Outro ponto deveras importante é a retroatividade desta Lei, certo de que a doutrina diverge sobre a natureza deste instituto se material ou processual, me filio aos partidários da primeira, vez que trata de regra que incide diretamente sobre o quantum da pena, e, por conseguinte, entendo que seja possível Revisão Criminal para todos os condenados que foram prejudicados com entendimento diferente.
Preleciona nesse sentido o professor Renato Marcão, citando decisão do extinto Tribunal de Alçada de São Paulo:
"A remição da pena se traduz numa inequívoca redução punitiva, e tudo quanto se refira ao preceito sancionatório é de Direito Penal Material. Pouco importa que a norma sobre remição tenha sido inserida na fase de execução da pena. Esta circunstância não lhe retira a condição de regra penal favorecedora do condenado e que terá forçosamente de retroagir, se preenchidos os demais requisitos" (TACrim, Ag. 596377/1, 12ª Câm. , rel. Juiz Gonzaga Franceschini, j. Em 2.2.90, v.u., RT, 652/300)
Para arrematar, as mudanças trazidas para o ordenamento jurídico pela lei 12.433/11 em uma primeira análise promovem uma adequação entre o direito positivado e a jurisprudência dominante. Ademais, ressaltam o caráter ressocializador como fim das penas privativas de liberdade de sorte que propõem uma maior preocupação com a função social e constitucional da pena. Não se negue que há muito a prisão vem sendo tratada como depósito humano, que cumpre uma função social inegável: tirar da sociedade o delinquente, entretanto, como já mencionei acima, o criminoso um dia irá retornará ao convívio da sociedade, ressocializado ou não.
Nessa ótica não existe outro caminho senão o de, ao menos, tentar dar oportunidade ao criminoso de cumprir sua reprimenda e ao fim ter uma escolha. E assim, se ele reincidir ao sair da prisão, o sistema não haverá falhado totalmente porque outorgou àquele bandido a oportunidade, que talvez ele nunca tenha tido em sua vida, ofereceu-lhe o poder de escolha. Já é um bom começo.
Fontes:
MARCÃO, Renato. Curso de Execução Penal – 7ª ed. rev. e atual. - São Paulo: Saraiva, 2009.
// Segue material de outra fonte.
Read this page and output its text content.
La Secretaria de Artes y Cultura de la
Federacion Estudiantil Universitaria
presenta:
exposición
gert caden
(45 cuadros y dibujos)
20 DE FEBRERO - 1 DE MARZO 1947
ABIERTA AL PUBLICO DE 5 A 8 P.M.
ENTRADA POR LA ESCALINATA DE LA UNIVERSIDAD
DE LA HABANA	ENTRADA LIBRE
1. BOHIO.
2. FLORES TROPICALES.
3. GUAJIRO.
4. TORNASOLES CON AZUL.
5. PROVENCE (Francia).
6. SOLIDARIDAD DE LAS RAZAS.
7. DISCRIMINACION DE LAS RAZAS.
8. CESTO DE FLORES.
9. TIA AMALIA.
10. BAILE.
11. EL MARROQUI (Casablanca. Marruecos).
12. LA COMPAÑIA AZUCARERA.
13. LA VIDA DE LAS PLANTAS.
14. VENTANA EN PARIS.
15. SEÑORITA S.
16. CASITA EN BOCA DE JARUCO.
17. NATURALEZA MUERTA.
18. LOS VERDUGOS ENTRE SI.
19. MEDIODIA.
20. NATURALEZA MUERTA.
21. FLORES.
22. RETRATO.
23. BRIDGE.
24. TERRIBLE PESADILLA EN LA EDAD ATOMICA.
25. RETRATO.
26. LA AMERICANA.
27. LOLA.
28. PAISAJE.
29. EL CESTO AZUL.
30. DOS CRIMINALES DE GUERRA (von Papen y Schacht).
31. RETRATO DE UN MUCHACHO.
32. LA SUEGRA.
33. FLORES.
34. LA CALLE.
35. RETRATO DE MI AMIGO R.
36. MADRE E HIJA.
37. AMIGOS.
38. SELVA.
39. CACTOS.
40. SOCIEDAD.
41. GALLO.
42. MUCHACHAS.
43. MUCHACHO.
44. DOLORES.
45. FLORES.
ROCHA, Felippe Borring. Remição: reflexões acerca da interpretação jurisprudencial prevalente do art. 127 da Lei de Execuções Penais. Jus Navigandi, Teresina, ano 5, n. 44, 1 ago. 2000. Disponível em: <http://jus.com.br/revista/texto/1094>. Acesso em: 18 mar. 2011.
LEIRIA, Cláudio da Silva. Remição da pena. Jus Navigandi, Teresina, ano 12, n. 1564, 13 out. 2007. Disponível em:<http://jus.com.br/revista/texto/10501>. Acesso em: 19 mar. 2011.
MESQUITA Júnior, Sidio Rosa . Execução Criminal: teoria e prática: doutrina, jurisprudência, modelos. 6ª ed. - São Paulo: Atlas, 2010
Notas
01"A Lei de Execução Penal também não prevê remição pelo estudo. No entanto, muitos juízes, em interpretação claramente afrontosa à Lei, concedem abatimento de pena (remição) pelo fato de o preso estar estudando, sem qualquer parâmetro legal de equiparação com o trabalho. Por exemplo, cada juiz adota um critério subjetivo e variável de número de horas de estudo para efetuar o desconto de um dia de pena". (LEIRIA, Cláudio da Silva. Remição da pena. Jus Navigandi, Teresina, ano 12, n. 1564, 13 out. 2007. Disponível em:<http://jus.com.br/revista/texto/10501>. Acesso em:19 mar. 2011).
02 "Com base no preceito do art. 11 da LEP, Mirabete ensinava que os dias remidos deveriam ser considerados no momento da progressão de regime (…)
Discordo do posicionamento do referido mestre porque a lei é expressa em dizer que a remição da pena, pelo trabalho, só será computada, além de seu efeito natural sobre a antecipação do final da execução, para a concessão de indulto e do livramento condicional. (...)" ( MESQUITA Júnior, Sidio Rosa . Execução Criminal: teoria e prática: doutrina, jurisprudência, modelos. 6ª ed. - São Paulo: Atlas, 2010)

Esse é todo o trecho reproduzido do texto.